14.10.2024 - 17:44 [ Japan Times ]

Israeli envoy criticizes Japanese atomic survivor‘s Gaza comparison

Nagasaki decided not to invite Cohen to mark this year‘s 79th anniversary of the bombing, citing security reasons to avoid possible protests.

That decision prompted the ambassadors of the United States, Britain and the European Union, among others, to skip the ceremony and send lower-level officials instead.

14.10.2024 - 17:35 [ Democracy Now! ]

Atomic Bomb Survivors Win Nobel Peace Prize, Say Gaza Today Is Like Japan 80 Years Ago

(October 11, 2024)

AMY GOODMAN: After the Nobel Peace Prize was announced, the co-chair of Nihon Hidankyo, Toshiyuki Mimaki, spoke to reporters in Tokyo.

TOSHIYUKI MIMAKI: [translated] What? Nihon Hidankyo? How did Nihon Hidankyo? It can’t be real. It can’t be real. … We will appeal to the world, as we always have done, for the abolition of nuclear weapons and the achievement of an everlasting peace. … Why Nihon Hidankyo? I thought for sure it would be the people working so hard in Gaza, as we’ve seen.

AMY GOODMAN: That was Toshiyuki Mimaki, the co-chair of Nihon Hidankyo, which won the 2024 Nobel Peace Prize today. He wept as he spoke. He went on to say, quote, “In Gaza, bleeding children are being held [by their parents]. It’s like in Japan 80 years ago.”

11.10.2024 - 22:42 [ Nobelprize.org ]

Announcement: The Norwegian Nobel Committee has decided to award the Nobel Peace Prize for 2024 to the Japanese organisation Nihon Hidankyo.

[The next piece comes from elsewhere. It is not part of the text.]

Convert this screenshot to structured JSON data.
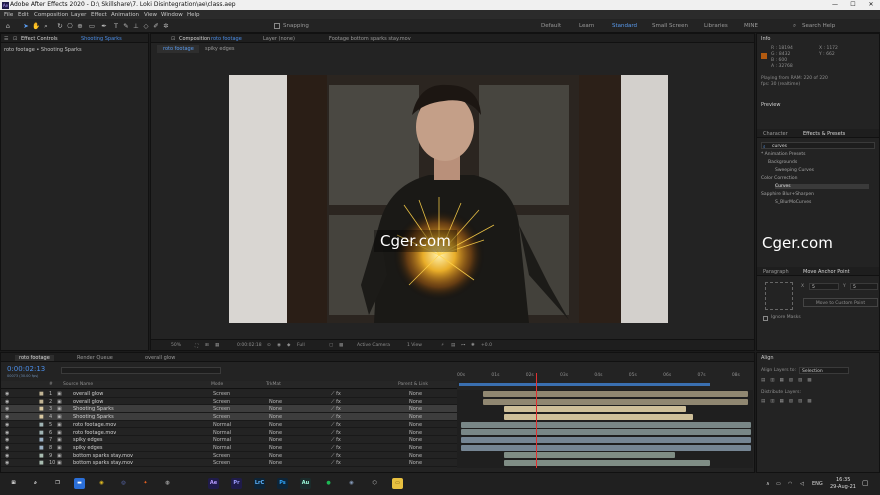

This grassroots movement of atomic bomb survivors from Hiroshima and Nagasaki, also known as Hibakusha, is receiving the Peace Prize for its efforts to achieve a world free of nuclear weapons and for demonstrating through witness testimony that nuclear weapons must never be used again.

In response to the atomic bomb attacks of August 1945, a global movement arose whose members have worked tirelessly to raise awareness about the catastrophic humanitarian consequences of using nuclear weapons. Gradually, a powerful international norm developed, stigmatising the use of nuclear weapons as morally unacceptable. This norm has become known as “the nuclear taboo”.

The testimony of the Hibakusha – the survivors of Hiroshima and Nagasaki – is unique in this larger context.